The ideal surgical instrument should essentially be an extension of the surgeon’s hand. Any new or updated instrument should make an orthopedic or spinal procedure easier to perform in some way. That sort of improvement could target ergonomics by boosting precision and control, increasing dexterity, limiting the amount of stress to the surgeon’s hand, or (ideally) all of the above.
Innovative materials, technology, or supply chain logistics don’t mean much if the needs and performance capability of the procedure aren’t adequately addressed. A worst-case scenario in this case would be releasing an instrument into the field and waiting until a patient is being operated on only to find it actually complicates the procedure.
“The complexity of the instruments must not be a hindrance to the surgeon’s technique,” warned Cabral. “The instrument must be somewhat intuitive and easily configured for clinician use. If the instrument is difficult to use and decipher, the surgeon will reach frustration and prefer his previous tried-and-true methodology. Instruments that are too complex to use may impact the procedural process and result in longer procedure times, lower factors of patient safety, or overall surgeon dissatisfaction with the new methodology.”
The irony seems to be the more complex a procedure becomes, the simpler its tools must be.

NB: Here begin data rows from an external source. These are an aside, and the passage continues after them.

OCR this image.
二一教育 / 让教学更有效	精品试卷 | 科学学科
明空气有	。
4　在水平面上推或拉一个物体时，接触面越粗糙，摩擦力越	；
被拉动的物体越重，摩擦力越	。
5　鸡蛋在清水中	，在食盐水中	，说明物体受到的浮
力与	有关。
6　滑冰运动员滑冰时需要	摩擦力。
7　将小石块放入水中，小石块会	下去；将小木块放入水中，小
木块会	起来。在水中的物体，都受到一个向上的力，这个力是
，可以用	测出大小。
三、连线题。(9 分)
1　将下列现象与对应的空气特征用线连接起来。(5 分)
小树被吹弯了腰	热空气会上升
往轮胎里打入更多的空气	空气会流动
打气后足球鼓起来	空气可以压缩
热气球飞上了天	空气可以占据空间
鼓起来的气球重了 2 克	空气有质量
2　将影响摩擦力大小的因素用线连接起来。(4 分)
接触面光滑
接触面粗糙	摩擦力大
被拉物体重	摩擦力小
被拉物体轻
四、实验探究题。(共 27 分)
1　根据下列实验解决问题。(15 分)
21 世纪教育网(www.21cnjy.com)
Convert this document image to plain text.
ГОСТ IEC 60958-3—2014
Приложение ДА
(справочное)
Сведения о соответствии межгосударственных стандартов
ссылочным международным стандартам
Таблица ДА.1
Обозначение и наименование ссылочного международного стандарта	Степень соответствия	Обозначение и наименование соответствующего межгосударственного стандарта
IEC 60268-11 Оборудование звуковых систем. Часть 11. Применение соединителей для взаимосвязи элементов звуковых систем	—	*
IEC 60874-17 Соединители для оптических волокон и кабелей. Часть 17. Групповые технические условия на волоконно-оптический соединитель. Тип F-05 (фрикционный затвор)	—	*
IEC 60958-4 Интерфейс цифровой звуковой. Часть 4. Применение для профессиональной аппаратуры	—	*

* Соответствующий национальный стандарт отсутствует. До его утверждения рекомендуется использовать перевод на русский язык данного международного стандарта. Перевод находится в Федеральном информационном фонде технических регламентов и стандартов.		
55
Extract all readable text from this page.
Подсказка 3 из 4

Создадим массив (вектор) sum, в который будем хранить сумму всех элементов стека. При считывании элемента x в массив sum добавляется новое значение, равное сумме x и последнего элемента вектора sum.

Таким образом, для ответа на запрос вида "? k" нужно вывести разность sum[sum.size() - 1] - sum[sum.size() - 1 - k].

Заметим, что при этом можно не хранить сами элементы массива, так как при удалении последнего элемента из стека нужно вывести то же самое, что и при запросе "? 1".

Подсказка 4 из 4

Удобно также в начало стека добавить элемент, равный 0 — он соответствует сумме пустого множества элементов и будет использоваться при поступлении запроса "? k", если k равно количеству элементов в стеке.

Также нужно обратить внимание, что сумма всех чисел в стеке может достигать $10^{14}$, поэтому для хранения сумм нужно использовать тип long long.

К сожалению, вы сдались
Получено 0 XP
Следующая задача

That could mean less moving parts to confuse the surgeon, or blatantly obvious labeling to ensure no errors in operating the instrument.
“Keep it simple and intuitive to eliminate the fiddle factor that often comes with overly complex instruments,” advised Ryshkus. “One method to reduce confusion and error can be incorporating poka-yoke concepts where interfaces of mating items are designed to only work one way. Proper identification and markings for use that are clear and understandable are other simple solutions that can ensure ease-of-use.”
Manufacturing instruments with these factors in mind may have surgeons clamoring to use a particular instrument—always good for business and expanding the market.
“The likelihood of adoption is much greater if the instrument system offers a much more simplified technique or makes the procedure more efficient,” Ryshkus continued, but with a further caution: “Of course, if the implant does not have the efficacy of analogous or predicate systems, it could all be a moot point.”
A DFM strategy has many advantages beyond procedural efficacy for surgeons, as well. Continuously monitoring manufacturability throughout the development process comes with a cost, of course, both the literal extra spending on things like computer modeling and simulation and time spent executing these actions. But the payoff for the “end user”—in this context, the manufacturer—is a quicker path to market with a smoother approval process.
But for all of the industry’s talk of DFM becoming common practice, it’s not appearing to gain as much traction as potential DFM practitioners have been promising.
“The industry must ‘walk’ DFM, not simply talk about doing it and fail to follow through,” commented Buck. “If the industry truly embraces DFM practices, truly allows or demonstrates behavior that allows inclusion of their key suppliers to participate upstream, precedent to program launch, there is significant potential to both dramatically reduce cost while achieving the launch lead time objectives on a year over year basis, that frankly we all need to pursue with informed aggression.”
“Really focus on DFM actually being done long before the instrument sets are released into production,” he continued. “Instrument sets will by definition cost less to produce and there should be less of them in a given set, thereby reducing set cost to field. This should also lead to compression of recurring processing costs, whether in set refurbishment or sterile processing pre- and postoperatively.”